PacketFence Revisited

The perfect NAC solution for both wired and wireless networks.
Example Installation

In this example, we configure a Cisco 1242 AP (IP address 192.168.0.4). Configuration of other vendors' APs is similar. First, define the normal, isolation, registration and visitor VLANs on the AP, together with the appropriate wired and wireless interfaces as shown for the isolation VLAN:

dot11 vlan-name isolation vlan 2

interface FastEthernet0.2
 encapsulation dot1Q 2
 no ip route-cache
 bridge-group 253
 no bridge-group 253 source-learning
 bridge-group 253 spanning-disabled

interface Dot11Radio0.2
 encapsulation dot1Q 2
 no ip route-cache
 bridge-group 253
 bridge-group 253 subscriber-loop-control
 bridge-group 253 block-unknown-source
 no bridge-group 253 source-learning
 no bridge-group 253 unicast-flooding
 bridge-group 253 spanning-disabled

Then, create the two SSIDs:

dot11 ssid WPA2
   vlan 2 backup normal
   authentication open eap eap_methods
   authentication key-management wpa
   accounting acct-methods
   mbssid guest-mode

dot11 ssid MACauth
   vlan 3 backup visitor
   authentication open mac-address mac_methods
   accounting acct_methods
   mbssid guest-mode

Configure the RADIUS server (we assume here that the FreeRADIUS server and the PacketFence server are located on the same box):

radius-server host 192.168.0.10 auth-port 1812 
 ↪acct-port 1813 key secretKey

aaa group server radius rad_eap
 server 192.168.0.10 auth-port 1812 acct-port 1813
aaa authentication login eap_methods group rad_eap

aaa group server radius rad_mac
 server 192.168.0.10 auth-port 1812 acct-port 1813
aaa authentication login mac_methods group rad_mac

Enable the SNMP deauthentication traps:

snmp-server enable traps deauthenticate
snmp-server host 192.168.0.10 public deauthenticate

Finally, activate the SSIDs on the radio:

interface Dot11Radio0
 encryption vlan 1 mode ciphers aes-ccm
 encryption vlan 2 mode ciphers aes-ccm
 ssid WPA2
 ssid MACauth

Now, check with a Wi-Fi card that you actually can see the two new SSIDs. You can't connect to them yet because the RADIUS server is not up and running.
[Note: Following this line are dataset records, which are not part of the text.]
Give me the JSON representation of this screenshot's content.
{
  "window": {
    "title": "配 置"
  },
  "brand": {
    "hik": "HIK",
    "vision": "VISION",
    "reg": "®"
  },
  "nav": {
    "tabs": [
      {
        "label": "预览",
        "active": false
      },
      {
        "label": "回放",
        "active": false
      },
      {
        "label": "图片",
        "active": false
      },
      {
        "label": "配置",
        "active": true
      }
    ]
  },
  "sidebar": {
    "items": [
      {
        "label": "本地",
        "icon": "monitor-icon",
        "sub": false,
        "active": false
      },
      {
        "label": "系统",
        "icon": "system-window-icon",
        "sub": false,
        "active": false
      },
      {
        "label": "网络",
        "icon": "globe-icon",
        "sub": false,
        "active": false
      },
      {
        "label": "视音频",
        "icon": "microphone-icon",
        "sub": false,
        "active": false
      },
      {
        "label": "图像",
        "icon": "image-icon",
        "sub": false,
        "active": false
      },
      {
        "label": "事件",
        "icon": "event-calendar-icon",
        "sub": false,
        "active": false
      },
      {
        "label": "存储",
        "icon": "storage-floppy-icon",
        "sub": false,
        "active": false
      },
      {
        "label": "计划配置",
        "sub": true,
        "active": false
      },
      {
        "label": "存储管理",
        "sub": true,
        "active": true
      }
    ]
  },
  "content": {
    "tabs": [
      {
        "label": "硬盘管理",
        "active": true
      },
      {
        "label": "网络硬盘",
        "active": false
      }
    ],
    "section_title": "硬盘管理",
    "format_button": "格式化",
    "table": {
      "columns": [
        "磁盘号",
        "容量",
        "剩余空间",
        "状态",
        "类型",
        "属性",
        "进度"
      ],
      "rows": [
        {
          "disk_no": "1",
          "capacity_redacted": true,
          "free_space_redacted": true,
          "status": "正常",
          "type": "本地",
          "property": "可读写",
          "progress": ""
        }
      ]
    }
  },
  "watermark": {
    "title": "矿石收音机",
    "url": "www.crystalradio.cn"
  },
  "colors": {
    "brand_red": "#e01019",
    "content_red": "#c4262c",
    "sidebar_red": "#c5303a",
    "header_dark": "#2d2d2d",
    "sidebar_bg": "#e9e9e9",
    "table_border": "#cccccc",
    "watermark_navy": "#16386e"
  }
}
Start configuring the FreeRADIUS server by adding the following lines at the end of /etc/raddb/clients.conf:

client 192.168.0.3 {
  secret = secretKey
  shortname = AP1242
}

In /etc/raddb/eap.conf, set the default eap type to peap at the beginning of the eap {} section:

default_eap_type = peap

And, set up your cryptographic keys in the tls {} section.

Then, update /etc/raddb/radiusd.conf, first by adding the following lines to the modules {} section:

perl {
    module = ${confdir}/rlm_perl_packetfence.pl
}

Then, add “perl” at the end of the authorize {} section. The script /etc/raddb/rlm_perl_packetfence.pl uses the Calling-Station-Id RADIUS request attribute, containing the MAC of the wireless station to determine its registration and violation status. Based on this information, it sets the Tunnel-Medium-Type, Tunnel-Type and Tunnel-Private-Group-ID RADIUS reply attributes. The AP, upon reception of these three attributes, then confines the wireless station into the specified VLAN.

The last file to edit is /etc/raddb/users to define that non-EAP messages should, by default, lead to an authentication acceptance:

DEFAULT EAP-Message !* "", Auth-Type := Accept

Then, add a local test user with:

testUser User-Password == "testPwd"

Now, start FreeRADIUS in debug mode:

radiusd -x

Try to connect to one of the two new SSIDs with your Wi-Fi card, and you'll see the packets received by FreeRADIUS with the generated responses.

It also is noteworthy that the concepts you've learned here on using PacketFence with wireless networks are identical to using 802.1x on a wired network, which of course, is supported by PacketFence.

Extending to New Switches and APs

We designed the VLAN isolation feature from the beginning with extensibility in mind. All supported switches are represented through Perl objects, and we make extensive use of inheritance. For example:

  • At the highest level, you have the pf::SNMP object that defines general functions, such as SNMP session creation and deletion, database connections and some standardized SNMP queries.

  • At the next level are the vendor-specific objects, such as pf::SNMP::Cisco and pf::SNMP::Nortel. They include the necessary functions to parse SNMP traps and, most of the time, to read and write a port's VLAN assignment.

  • Finally, at the lowest level, are the model-specific objects, containing only the model-specific code.

This architecture simplifies adding the support for a new product from an already-supported vendor; it comes down to redefining only a very limited number of methods and can be done in a matter of hours.